Escritos críticos, aleatorios, sin estructura, caprichosos, sin temática en particular, subjetivos y parciales.

Se aceptan la crítica y la discrepancia.

Indiferencia al descrédito.

viernes, 3 de septiembre de 2010

Germán Dehesa (Dibodo Badito)

Hablar de Germán Dehesa, es un gran paquete, por ello, escribo a manera de desahogo personal por la impresión de la pérdida del amigo irregular que fui, como su “lector querido”.
Germán Dehesa, fue un personaje que se ganó a pulso un lugar en la historia del México contemporáneo, pero sobre todo, se ganó un lugar en la cultura de nuestro país. Escritor, poeta, dramaturgo, locutor y promotor cultural.

Amante y defensor de la máxima casa de estudios de México, la UNAM.

Escribía una columna que todos conocemos: “La Gaceta del Ángel” la escribió desde 1993 hasta el 1 de septiembre de 2010, un día antes de su muerte, al menos esa fue la fecha de su última entrega.

Para mi, siempre fue referente, en muchos temas: política, futbol (gran fanático de los PUMAS), de consejos sexuales y familiares, las muertas de Juárez y la búsqueda de la justicia, y por supuesto, de la gran impunidad y cinismo de el ex gobernador del Estado de México: Arturo Montiel, y de las autoridades en general.
¿De que no escribía Germán Dehesa? Lo cierto es que escribía de todo, siempre desde el punto de vista de lo cotidiano, de lo irónico, de lo satírico,  no dejaba “títere con cabeza”.
Conocido y auto proclamado como “El Charro Negro” un día establecía una férrea postura sobre un tema, y al día siguiente la contradecía. No le rendía cuentas a nadie. Siempre escribió y comentó lo que le dio la gana.

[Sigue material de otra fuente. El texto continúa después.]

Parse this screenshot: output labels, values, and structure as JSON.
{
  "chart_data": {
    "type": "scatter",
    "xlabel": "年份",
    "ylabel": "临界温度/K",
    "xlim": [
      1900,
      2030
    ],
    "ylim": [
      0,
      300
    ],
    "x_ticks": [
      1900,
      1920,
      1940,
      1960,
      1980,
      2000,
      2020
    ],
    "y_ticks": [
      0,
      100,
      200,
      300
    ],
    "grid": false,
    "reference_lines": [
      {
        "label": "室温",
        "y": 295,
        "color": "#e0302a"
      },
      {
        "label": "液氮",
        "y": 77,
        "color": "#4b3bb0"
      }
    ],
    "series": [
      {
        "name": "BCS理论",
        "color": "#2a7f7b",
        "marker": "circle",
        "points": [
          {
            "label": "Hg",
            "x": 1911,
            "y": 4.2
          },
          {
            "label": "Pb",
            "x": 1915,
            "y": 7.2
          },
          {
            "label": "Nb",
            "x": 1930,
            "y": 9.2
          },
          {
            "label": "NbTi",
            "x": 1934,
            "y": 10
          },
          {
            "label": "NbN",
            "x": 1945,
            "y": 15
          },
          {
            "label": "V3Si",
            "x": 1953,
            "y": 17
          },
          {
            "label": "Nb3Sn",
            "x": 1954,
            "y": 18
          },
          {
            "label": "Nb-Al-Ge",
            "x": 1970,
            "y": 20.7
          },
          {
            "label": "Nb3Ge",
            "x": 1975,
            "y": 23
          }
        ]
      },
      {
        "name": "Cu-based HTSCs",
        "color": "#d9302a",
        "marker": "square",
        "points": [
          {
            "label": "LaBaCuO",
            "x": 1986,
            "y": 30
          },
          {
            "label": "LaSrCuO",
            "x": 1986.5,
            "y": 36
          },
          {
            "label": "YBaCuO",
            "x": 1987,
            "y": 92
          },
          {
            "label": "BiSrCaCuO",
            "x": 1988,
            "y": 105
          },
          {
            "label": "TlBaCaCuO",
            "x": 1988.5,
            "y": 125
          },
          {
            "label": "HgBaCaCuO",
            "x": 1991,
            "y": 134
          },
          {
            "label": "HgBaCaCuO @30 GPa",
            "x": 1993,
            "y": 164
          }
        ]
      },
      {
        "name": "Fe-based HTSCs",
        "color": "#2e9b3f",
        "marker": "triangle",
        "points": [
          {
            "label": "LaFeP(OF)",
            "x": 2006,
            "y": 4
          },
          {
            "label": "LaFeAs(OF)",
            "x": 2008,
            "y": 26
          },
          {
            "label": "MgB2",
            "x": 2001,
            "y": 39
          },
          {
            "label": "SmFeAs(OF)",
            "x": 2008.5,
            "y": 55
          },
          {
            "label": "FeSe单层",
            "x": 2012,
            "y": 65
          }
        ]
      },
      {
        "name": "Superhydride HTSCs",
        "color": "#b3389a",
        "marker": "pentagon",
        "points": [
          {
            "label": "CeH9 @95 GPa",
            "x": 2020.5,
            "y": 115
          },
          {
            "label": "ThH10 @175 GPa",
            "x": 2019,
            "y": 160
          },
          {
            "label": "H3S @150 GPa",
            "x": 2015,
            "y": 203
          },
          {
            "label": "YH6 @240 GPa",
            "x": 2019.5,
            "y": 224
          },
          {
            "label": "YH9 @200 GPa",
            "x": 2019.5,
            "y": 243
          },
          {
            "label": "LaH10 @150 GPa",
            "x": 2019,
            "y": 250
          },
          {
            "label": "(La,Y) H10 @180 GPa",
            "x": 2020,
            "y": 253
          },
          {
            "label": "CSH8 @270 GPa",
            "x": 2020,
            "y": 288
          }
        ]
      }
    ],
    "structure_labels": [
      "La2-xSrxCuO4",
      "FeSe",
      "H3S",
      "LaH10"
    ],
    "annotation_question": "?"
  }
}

Jamás fue triunfalista, ni gran optimista, pero tampoco puedo decir que era fatídico o fatalista, creo que eso es lo que sucede con el sarcasmo, es complicado de definir.
Había un común denominador en los escritos de Germán Dehesa: el papel  y el poder de los ciudadanos en la construcción de instituciones sólidas, al menos así lo pienso yo.

Días previos a su deceso, publicó en su columna que padecía cáncer y que moriría pronto, pero no tanto. Pronosticó mal.
La noticia sobre su enfermedad, me sorprendió, mucho, pero no me extraño; Germán Dehesa, compartía abiertamente aspectos de su vida cotidiana: sobre sus esposas, sobre sus hijos, sobre sus vecinos, sobre las reparaciones en su calle, sobre su secretaria, compartió hasta sus pesares con el personal doméstico que le asistía. Por eso, conocer sobre su estado de salud por él no era de extrañarse, y que bueno que fue así, con su usual tono.
Ahora, tendré que buscar una nueva manera de iniciar conversaciones en situaciones “engorrosas”.

Literalmente genio y figura, murió justo el día en que el Presidente dio un mensaje con motivo del 4° Informe de Gobierno, con el temor de equivocarme, estoy seguro, de que habría estado feliz, de robar cámara, de robarle espacio en las noticias a dicho evento, qué por cierto, criticó mucho.

Extrañaré nuestras coincidencias y extrañaré nuestras diferencias.

Como un muy pequeño homenaje:
¿QUÉ TAL DURMIÓ? MDCCCXCIV (1894), la cuenta de hoy, viernes 3 de septiembre de 2010. ¡HOY TOCA!